Published - Tue, 09 Aug 2022
Angle-closure glaucoma, also known as closed-angle glaucoma, manifests as a forward bulge of the iris that narrows or obstructs the drainage angle between the cornea and iris. As a result, the eye's pressure rises and fluid cannot flow through it.
PATHOGENESIS: Angle-closure glaucoma develops when the iris moves forward, obstructing the aqueous humor's ability to exit the eye through the trabecular meshwork. The pressure inside the eye keeps rising which could lead to damage to the optic nerve. The damaged optic nerve can cause blindness if it is not treated.
PREDISPOSING FACTORS: African Americans, Asians, and women are at increased risk.
CLINICAL FEATURES: The presentation may be chronic or acute.
1. Symptoms
a) Chronic angle closure glaucoma: Patients may be asymptomatic, or they may report a dull ache and blurred vision.
b) Acute angle closure glaucoma: Patients report severe ocular pain, blurred vision, seeing halos around lights, lacrimation, nausea, vomiting, and headache.
2. Physical examination findings vary according to presentation.
a) Chronic angle closure glaucoma: The patient’s pupils are normal. The intraocular pressure is normal to elevated, and the cup: disc ratio is increased.
b) Acute angle closure glaucoma is characterized by lid edema, conjunctival hyperemia, and circumcorneal injection.
— The cornea appears cloudy as the result of microcystic edema.
— The anterior chamber is shallow and cell, and flare (i.e., hazy fluid), secondary to an inflammatory reaction, is noted on slit-lamp examination.
— The pupil is midsized, fixed, and often ovoid.
— The intraocular pressure is markedly elevated.
DIFFERENTIAL DIAGNOSES include anterior uveitis, miotic-induced glaucoma, neovascular glaucoma, and traumatic glaucoma.
EVALUATION: The diagnosis is usually based on the clinical scenario.
THERAPY
1. Chronic angle closure glaucoma is treated with topical medications, peripheral iridectomy, or laser iridotomy on an outpatient basis.
2. Acute angle closure glaucoma is an emergency. The main goal of treatment is to reduce the intraocular pressure (Given below).
Pharmacologic Management of Acute Angle Closure Glaucoma
1. Hyperosmotic agents are used to drawing fluid back into the blood by increasing the osmolarity of the blood. These agents must be used with caution in patients with congestive heart failure or renal failure.
a) Oral agents include 50% glycerin (0.1 to 0.15 g/kg) or isosorbide.
b) Intravenous agents include mannitol 20% (1 to 2 g/kg over 45 minutes).
2. Carbonic anhydrase inhibitors are used to reduce the production of aqueous humor by the ciliary body. Acetazolamide (500 mg) is administered intravenously, followed by 500 mg orally, and then 250 mg orally every 6 hours.
3. Beta Blockers increase aqueous outflow. Timolol 0.5% (one drop every 12 hours)
4. Miotics constrict the pupil and increase the flow of aqueous humor through the trabecular meshwork. Pilocarpine 2% to 4% solution (one drop) is the agent of choice, except in the setting of recent eye surgery.

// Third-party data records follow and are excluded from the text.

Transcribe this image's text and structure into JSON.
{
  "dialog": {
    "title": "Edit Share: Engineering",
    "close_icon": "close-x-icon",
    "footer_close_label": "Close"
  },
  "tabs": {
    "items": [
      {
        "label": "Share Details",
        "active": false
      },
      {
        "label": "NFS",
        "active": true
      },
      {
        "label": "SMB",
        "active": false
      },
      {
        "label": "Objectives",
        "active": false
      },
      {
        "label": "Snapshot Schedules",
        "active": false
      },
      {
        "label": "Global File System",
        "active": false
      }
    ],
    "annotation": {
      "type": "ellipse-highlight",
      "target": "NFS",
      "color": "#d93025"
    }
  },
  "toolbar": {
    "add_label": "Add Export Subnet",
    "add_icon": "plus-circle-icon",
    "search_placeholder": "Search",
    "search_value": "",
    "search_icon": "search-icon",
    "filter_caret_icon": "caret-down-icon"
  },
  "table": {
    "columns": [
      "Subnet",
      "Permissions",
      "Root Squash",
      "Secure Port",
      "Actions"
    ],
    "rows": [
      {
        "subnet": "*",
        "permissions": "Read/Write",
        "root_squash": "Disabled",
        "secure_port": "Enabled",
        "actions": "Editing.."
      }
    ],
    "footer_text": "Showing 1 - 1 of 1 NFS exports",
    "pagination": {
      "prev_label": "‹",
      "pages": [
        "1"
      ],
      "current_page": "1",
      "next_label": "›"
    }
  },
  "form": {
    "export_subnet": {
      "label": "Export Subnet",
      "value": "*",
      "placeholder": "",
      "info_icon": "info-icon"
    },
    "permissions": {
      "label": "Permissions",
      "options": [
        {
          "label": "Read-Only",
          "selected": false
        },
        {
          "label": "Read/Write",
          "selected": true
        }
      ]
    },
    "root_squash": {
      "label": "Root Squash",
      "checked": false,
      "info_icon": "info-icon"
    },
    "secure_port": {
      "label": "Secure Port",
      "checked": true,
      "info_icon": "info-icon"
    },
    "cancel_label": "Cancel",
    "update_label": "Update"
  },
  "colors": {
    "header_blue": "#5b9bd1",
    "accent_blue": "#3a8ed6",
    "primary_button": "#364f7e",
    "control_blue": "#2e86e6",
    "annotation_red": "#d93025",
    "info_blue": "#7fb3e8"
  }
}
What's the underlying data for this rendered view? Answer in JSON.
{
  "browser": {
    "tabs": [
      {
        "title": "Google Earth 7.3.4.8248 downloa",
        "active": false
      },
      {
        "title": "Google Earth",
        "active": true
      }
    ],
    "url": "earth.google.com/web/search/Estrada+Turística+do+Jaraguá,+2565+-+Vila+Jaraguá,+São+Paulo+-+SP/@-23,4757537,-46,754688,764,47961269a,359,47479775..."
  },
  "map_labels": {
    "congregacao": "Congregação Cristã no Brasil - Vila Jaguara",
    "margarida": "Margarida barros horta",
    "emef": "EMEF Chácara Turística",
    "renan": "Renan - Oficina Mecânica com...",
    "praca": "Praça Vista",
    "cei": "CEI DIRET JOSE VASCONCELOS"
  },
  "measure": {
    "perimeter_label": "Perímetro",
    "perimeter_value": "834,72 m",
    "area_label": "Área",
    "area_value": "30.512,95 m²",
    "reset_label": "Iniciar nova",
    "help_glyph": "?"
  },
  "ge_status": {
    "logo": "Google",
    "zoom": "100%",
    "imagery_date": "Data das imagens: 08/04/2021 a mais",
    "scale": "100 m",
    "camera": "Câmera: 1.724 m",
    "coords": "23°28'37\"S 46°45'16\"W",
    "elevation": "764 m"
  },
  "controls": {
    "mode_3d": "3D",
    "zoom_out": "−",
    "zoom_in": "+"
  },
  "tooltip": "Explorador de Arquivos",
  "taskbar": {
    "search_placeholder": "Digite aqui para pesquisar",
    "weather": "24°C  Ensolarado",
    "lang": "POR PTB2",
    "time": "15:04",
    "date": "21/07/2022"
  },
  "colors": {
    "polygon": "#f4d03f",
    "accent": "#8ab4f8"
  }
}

5. Corticosteroids are used to reduce inflammation. Prednisolone acetate 1% (one drop every 4 to 6 hours) is the agent of choice.
6. Antiemetics should be used to control nausea and vomiting, as this can increase intraocular pressure.
DISPOSITION
1. Chronic angle closure glaucoma: Regular eye examinations by an ophthalmologist are needed for proper management and care.
2. Acute angle closure glaucoma: An Ophthalmologist should be consulted upon recognition of the condition for further management.